Tuesday, December 29, 2009

High and Low Key Lighting


Here we see the commonly used terms in  lighting. Often, an art director will ask a photographer for a 'low key' or 'high key' effect, and both of these require very specific approaches to lighting. Skip the jump to find out more...



Low Key



In low key lighting, dark tones predominate the image, only relieved by subtle light patches around the key features of the subject. Low-key lighting usually involves high contrast lighting with the subject positioned in front of a dark background. The main subject should be lit using directional lighting from the side, and this may be hard or soft depending on the effect required. You can use a standard reflector as the key light, sometimes fitted with a honeycomb grid. A softbox may be used if a softer source is needed, but special care should be taken here to prevent any stray light hitting the background. Smaller soft boxes and strip lights are ideal. Also fit the key light with barn doors or cutters/flags when producing this kind of lighting. This way, you can make sure only the main subject receives illumination. Any excessively deep shadows can be filled in gently using a white reflector. Try keeping the exposures on the short side (or to the left in histogram) when producing low key lighting.

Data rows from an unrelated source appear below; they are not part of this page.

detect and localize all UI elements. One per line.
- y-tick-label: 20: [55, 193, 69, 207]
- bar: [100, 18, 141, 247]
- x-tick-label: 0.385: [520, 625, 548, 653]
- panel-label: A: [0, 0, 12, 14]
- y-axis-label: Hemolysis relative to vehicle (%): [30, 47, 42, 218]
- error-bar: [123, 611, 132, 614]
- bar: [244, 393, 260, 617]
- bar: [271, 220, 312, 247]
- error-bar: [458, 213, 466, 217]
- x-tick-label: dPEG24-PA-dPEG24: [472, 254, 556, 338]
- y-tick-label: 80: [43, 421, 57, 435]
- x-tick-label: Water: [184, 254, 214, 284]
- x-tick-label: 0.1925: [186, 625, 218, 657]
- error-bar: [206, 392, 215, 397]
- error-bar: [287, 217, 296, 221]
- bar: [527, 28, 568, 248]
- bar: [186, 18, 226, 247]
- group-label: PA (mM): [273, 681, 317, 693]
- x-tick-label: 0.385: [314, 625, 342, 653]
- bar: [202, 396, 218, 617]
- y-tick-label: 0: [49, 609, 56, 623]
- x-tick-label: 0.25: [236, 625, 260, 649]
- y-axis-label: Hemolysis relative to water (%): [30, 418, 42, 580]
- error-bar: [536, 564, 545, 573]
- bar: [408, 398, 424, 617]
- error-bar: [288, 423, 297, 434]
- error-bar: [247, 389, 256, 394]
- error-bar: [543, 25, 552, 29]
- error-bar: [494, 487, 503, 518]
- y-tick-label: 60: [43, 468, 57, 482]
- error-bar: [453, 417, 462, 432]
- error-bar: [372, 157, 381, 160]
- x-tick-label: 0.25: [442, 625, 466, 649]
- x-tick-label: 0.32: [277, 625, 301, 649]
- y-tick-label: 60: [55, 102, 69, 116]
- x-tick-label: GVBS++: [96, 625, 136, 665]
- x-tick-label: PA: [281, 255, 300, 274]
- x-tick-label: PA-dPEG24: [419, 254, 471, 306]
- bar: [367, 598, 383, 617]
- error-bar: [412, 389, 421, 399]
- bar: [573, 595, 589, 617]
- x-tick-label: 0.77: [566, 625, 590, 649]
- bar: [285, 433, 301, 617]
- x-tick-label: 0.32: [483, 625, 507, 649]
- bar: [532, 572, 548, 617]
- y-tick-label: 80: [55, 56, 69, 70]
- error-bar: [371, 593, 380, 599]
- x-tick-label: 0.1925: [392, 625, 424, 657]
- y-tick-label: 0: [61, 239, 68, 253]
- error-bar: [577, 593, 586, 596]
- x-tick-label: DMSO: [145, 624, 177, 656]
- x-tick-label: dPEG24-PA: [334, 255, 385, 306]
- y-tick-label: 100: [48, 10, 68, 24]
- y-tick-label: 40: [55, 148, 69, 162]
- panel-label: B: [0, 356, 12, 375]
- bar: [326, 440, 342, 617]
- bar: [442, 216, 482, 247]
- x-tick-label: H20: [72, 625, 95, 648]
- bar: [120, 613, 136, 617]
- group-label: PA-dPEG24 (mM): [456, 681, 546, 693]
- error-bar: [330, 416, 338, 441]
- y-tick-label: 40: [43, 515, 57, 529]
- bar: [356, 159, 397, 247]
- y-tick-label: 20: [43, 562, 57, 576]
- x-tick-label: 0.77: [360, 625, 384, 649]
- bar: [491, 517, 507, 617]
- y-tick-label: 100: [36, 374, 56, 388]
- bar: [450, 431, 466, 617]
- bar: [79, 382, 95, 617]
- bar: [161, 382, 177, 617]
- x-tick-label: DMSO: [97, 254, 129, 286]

Half a stop underexposure is often enough to produce quite dramatic effects.

High Key


In high key lighting, light tones predominate in high key lighting, generally produced by soft, low contrast lighting with the subject positioned against a light background. The key light should be a large area light or softbox, positioned as close to the subject as possible. Contrast is kept very low, and often the mid-tones will virtually disappear. If using one main light, the background should be as close as possible to the subject to minimise light fall off or it can even be lit separately using additional flash heads. Providing the background itself is light, and the reflected light level measured by a flashmeter is between two and three stops higher than the main subject, the result will be a pure white, high key background. Shadow and mid-tone areas in the subject also need to be filled in completely, and this can be done by strategic positioning of white reflectors. If the studio walls and ceiling are painted white, they can also be illuminated using additional lamps, adding to the overall high key effect. Exposures should be on the long side, one full stop over exposure usually being enough to produce a soft, white high key image.